Grid instance methods

  • grid.cells() --> Array of all cell tokens
  • grid.cells(groupToken) --> Array of cell tokens associated with groupToken
  • grid.groups() --> Array of all group tokens
  • grid.groups(cellToken) --> Array of all group tokens associated with cellToken

  • grid.getRow() --> array of groupTokens (all rows)

  • grid.getCol() --> array of groupTokens (all cols)

  • grid.getBlock() --> array of groupTokens (all blocks)

  • grid.getRow(cellToken) --> groupToken (row)

  • grid.getCol(cellToken) --> groupToken (col)

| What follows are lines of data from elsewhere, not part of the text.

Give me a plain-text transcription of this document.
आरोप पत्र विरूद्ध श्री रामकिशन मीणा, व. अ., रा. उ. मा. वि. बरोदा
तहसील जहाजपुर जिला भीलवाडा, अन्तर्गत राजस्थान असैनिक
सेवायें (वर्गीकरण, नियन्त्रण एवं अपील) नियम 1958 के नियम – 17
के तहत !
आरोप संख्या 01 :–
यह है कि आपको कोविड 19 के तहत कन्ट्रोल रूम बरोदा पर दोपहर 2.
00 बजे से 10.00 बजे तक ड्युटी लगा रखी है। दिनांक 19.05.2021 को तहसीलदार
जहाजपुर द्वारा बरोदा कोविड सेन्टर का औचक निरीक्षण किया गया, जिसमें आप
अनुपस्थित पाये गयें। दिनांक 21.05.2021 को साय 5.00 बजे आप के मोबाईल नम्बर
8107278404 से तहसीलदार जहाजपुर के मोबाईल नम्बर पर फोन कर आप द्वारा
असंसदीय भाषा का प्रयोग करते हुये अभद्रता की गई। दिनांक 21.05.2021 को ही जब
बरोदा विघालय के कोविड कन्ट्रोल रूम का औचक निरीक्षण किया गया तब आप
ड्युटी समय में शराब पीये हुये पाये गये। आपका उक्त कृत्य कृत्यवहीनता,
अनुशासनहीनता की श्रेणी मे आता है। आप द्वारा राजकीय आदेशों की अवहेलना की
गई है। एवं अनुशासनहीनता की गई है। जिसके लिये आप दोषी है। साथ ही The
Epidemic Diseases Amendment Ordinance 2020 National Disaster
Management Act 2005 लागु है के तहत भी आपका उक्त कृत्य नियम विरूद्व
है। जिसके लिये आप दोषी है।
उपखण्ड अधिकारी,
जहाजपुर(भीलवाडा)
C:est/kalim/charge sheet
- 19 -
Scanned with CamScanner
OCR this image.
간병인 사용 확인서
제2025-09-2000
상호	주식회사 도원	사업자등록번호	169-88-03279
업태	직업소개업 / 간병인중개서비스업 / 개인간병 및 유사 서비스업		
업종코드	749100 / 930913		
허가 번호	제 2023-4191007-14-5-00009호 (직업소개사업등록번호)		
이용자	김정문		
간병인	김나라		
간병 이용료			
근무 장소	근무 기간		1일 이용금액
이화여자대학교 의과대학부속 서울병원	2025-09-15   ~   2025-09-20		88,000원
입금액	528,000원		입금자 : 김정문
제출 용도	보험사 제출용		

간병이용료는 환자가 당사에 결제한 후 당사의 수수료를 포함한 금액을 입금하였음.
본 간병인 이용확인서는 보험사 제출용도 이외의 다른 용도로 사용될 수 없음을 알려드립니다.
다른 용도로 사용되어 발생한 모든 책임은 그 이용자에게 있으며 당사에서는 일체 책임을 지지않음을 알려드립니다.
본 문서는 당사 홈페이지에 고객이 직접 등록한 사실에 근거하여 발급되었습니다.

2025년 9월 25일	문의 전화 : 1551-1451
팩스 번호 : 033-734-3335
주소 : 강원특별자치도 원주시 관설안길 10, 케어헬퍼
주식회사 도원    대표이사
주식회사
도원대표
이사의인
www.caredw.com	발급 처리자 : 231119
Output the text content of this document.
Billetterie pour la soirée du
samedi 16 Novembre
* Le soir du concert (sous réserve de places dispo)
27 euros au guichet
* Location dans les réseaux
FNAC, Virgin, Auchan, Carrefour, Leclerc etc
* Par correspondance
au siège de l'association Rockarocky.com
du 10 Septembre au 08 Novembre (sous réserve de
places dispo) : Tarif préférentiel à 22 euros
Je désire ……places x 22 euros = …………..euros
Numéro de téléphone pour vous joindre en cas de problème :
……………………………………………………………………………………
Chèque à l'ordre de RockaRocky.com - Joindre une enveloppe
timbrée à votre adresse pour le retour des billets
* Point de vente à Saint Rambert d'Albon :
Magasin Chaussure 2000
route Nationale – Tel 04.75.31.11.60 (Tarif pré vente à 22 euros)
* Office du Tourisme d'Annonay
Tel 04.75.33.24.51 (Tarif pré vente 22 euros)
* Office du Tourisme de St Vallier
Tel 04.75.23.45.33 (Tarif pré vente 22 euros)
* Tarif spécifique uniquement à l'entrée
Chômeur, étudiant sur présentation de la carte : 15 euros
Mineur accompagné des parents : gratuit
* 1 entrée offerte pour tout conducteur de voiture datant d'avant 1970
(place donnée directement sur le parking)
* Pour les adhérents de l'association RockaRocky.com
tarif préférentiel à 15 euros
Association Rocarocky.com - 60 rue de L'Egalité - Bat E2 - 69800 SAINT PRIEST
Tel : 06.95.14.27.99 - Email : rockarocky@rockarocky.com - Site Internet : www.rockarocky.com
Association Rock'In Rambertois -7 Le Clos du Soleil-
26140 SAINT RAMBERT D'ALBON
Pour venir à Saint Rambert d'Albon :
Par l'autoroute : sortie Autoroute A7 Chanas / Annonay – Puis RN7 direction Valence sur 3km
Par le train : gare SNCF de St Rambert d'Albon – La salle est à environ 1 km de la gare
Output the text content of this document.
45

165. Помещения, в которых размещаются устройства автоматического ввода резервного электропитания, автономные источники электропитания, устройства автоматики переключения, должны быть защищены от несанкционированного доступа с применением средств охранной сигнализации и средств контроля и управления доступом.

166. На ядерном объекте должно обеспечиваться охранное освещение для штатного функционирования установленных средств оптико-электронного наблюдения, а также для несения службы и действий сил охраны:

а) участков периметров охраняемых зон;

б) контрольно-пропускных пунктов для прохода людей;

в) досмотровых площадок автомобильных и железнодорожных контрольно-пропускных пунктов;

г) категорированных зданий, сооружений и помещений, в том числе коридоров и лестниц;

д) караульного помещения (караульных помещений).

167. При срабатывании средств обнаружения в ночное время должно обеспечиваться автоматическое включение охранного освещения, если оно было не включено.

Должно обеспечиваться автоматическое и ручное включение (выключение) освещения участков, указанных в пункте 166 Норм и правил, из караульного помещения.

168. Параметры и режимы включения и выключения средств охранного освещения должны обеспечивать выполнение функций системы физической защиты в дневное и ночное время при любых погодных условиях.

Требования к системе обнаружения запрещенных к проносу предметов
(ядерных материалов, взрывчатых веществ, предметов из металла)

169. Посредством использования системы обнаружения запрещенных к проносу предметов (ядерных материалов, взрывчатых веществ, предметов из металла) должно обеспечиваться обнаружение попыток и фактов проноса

  • grid.getBlock(cellToken) --> groupToken (block)

  • grid.getPossible(cellToken) --> digitSet

  • grid.setPossible(cellToken, digitSet) --> ?

  • grid.groupHas(groupToken) --> digitset

  • grid.groupNeeds(groupToken) --> digitset

  • grid.neighborhood(cellToken) --> digitSet of all known digits in same row, col, or block OR --> array of digitSets for all neighbors

  • grid.fromString(initString) --> set up grid with known digits

  • grid.toString() --> initString

  • grid.save() --> savedState

  • grid.restore(savedState)

  • grid.isInvalid() --> return true if notices any problems, else false?

  • grid.remaining() --> number (0-81) of uncertain cells

Viewer constructor

  • new Viewer(grid) --> viewer instance

Viewer instance methods

  • viewer.showCertain() --> string depicting 9x9 grid of digits known with certainty /* use own game with game.toString(), then squrify that string */

  • viewer.updateView() --> decorate finished group?

  • viewer.showPossible() --> richer display including partial info

  • viewer.showDebug()

  • viewer.showHint(cellToken) --> show number of possibilities at some cell

  • viewer.snapshot() --> store snapshot /* call grid.toString(), store that */

  • viewer.playback() --> replay all shapshots /* call series of viewer.showCertain() for each stored snapshot? */

  • viewer.startTimer() viewer.checkTime()

solver methods

  • solver.deduce(cellToken) --> new DigitSet ??